The exact cause of NDI is not always known, but it can be due to various factors such as genetic mutations, injury to the pituitary gland or the hypothalamus (parts of the brain that regulate hormone production), certain medications, and kidney disease. The symptoms of NDI can vary in severity and may include:
Excessive thirst and drinking (polydipsia)
Frequent urination (polyuria)
Increased urine output at night (nocturia)
Dry mouth and skin
Fatigue and weakness
To diagnose NDI, a healthcare provider will typically perform a physical exam, take a medical history, and use laboratory tests to assess the levels of vasopressin and other hormones in the body. Treatment for NDI may include medications to reduce urine production, such as desmopressin (DDAVP), and addressing any underlying causes. In some cases, a kidney transplant may be necessary. With proper treatment, people with NDI can lead active lives, but they must be careful to manage their fluid intake and output to avoid dehydration or overhydration.
Water-electrolyte imbalance can be caused by various factors such as excessive sweating, diarrhea, vomiting, burns, and certain medications.
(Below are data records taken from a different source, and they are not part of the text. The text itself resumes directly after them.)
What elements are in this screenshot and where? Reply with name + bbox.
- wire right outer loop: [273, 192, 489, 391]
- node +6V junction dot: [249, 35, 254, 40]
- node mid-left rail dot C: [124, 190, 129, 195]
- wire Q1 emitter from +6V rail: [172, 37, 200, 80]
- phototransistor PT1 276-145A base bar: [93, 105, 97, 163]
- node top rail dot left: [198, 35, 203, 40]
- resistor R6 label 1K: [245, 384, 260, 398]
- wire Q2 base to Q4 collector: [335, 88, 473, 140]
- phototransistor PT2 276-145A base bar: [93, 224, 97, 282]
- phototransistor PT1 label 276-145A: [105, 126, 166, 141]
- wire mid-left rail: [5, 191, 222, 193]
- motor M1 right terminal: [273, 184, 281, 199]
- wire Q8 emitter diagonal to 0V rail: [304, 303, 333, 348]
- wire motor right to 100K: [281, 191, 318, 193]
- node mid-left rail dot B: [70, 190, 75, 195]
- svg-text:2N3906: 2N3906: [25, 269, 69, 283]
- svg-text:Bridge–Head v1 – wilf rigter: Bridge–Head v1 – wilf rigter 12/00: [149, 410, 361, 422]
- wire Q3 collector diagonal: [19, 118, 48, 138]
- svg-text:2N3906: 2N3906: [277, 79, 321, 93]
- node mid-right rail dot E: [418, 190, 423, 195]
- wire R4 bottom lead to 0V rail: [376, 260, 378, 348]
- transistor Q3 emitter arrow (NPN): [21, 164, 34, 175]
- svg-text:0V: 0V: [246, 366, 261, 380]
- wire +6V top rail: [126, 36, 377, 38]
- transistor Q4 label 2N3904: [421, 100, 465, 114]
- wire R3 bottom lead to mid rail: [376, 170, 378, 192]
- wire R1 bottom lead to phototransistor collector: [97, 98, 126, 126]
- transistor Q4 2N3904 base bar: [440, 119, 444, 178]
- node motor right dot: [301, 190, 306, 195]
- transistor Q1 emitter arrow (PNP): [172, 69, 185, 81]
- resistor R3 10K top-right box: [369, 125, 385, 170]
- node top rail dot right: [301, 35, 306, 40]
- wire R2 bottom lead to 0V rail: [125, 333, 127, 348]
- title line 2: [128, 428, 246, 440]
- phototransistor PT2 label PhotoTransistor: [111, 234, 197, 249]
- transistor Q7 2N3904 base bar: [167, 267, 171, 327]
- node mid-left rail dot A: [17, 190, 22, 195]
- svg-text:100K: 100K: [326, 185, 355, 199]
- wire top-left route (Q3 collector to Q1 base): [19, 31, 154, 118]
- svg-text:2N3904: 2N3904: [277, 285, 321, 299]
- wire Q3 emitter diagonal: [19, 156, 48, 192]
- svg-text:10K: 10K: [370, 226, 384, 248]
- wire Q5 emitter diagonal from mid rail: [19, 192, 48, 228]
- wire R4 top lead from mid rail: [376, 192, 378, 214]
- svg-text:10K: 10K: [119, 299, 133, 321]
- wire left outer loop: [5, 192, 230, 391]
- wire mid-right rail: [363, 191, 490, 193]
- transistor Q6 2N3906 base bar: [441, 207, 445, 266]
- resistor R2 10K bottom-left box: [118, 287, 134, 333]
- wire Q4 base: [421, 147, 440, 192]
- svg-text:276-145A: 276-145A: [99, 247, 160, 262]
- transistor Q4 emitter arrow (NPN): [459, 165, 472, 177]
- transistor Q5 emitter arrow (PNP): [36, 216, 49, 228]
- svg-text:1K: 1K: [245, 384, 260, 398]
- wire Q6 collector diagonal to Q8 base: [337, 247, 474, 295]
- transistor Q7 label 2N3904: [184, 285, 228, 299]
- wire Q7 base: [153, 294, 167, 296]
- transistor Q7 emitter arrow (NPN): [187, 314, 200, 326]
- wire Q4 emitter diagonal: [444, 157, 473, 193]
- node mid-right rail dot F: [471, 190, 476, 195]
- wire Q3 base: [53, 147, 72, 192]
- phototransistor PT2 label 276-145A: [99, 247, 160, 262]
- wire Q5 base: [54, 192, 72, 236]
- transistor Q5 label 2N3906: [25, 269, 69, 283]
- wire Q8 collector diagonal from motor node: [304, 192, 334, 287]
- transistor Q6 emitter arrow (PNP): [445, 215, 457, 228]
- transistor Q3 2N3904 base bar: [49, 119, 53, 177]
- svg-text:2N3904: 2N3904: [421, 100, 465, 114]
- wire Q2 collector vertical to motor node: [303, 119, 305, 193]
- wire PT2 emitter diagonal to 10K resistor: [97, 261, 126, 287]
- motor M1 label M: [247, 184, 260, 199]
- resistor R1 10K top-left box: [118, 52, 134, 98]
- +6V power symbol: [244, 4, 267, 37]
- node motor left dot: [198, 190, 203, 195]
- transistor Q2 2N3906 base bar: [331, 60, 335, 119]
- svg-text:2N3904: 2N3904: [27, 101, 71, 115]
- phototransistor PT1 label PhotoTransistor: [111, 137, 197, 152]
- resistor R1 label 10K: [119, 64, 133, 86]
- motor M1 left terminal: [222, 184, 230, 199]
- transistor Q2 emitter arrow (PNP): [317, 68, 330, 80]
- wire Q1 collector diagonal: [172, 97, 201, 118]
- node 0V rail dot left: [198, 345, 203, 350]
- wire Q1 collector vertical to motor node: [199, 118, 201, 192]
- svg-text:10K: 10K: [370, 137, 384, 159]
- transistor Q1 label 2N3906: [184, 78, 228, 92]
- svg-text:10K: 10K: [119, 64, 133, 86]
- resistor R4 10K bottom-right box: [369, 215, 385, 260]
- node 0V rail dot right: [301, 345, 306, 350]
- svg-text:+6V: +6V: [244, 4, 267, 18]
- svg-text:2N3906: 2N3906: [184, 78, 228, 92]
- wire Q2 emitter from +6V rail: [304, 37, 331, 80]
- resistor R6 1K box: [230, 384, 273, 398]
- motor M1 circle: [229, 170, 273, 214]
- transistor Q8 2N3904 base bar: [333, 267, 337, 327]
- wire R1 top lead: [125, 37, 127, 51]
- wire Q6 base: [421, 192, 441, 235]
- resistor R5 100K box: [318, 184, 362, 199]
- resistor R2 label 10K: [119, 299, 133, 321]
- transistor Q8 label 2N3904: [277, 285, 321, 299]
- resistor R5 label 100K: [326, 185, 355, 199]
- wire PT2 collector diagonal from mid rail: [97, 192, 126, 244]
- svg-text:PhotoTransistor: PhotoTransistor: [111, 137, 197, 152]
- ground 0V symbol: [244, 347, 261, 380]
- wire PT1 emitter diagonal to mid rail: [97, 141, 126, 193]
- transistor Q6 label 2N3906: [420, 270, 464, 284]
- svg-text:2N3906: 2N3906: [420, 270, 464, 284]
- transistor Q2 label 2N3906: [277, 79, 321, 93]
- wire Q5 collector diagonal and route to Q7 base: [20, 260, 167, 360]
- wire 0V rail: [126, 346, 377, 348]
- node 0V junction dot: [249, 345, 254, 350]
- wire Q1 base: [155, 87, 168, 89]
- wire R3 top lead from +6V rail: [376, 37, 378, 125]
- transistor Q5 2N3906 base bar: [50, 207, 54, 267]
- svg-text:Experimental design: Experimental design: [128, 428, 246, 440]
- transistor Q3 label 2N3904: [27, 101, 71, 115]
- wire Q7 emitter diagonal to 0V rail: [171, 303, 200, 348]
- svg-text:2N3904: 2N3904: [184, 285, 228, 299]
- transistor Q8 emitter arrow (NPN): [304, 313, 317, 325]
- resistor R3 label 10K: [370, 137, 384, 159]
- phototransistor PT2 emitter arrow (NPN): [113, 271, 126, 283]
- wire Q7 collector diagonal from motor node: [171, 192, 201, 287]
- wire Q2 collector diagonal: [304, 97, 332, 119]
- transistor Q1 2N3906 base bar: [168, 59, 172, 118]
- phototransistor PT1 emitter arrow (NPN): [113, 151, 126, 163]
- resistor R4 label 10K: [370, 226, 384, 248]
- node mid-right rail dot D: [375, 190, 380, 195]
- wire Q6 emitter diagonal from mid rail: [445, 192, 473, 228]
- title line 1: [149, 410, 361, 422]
It can also be a complication of other medical conditions like kidney disease, heart failure, and liver disease.
Symptoms of water-electrolyte imbalance may include:
* Dehydration or overhydration
* Changes in blood pH (acidosis or alkalosis)
* Electrolyte abnormalities (such as low sodium, high potassium, or low bicarbonate)
* Muscle weakness or cramping
* Confusion or disorientation
* Heart arrhythmias
Treatment of water-electrolyte imbalance depends on the underlying cause and the severity of symptoms. Fluid replacement, electrolyte supplements, and medications to correct pH levels may be prescribed by a healthcare professional. In severe cases, hospitalization may be necessary to monitor and treat the condition.
It is important to seek medical attention if you experience any symptoms of water-electrolyte imbalance, as untreated imbalances can lead to serious complications such as seizures, coma, and even death.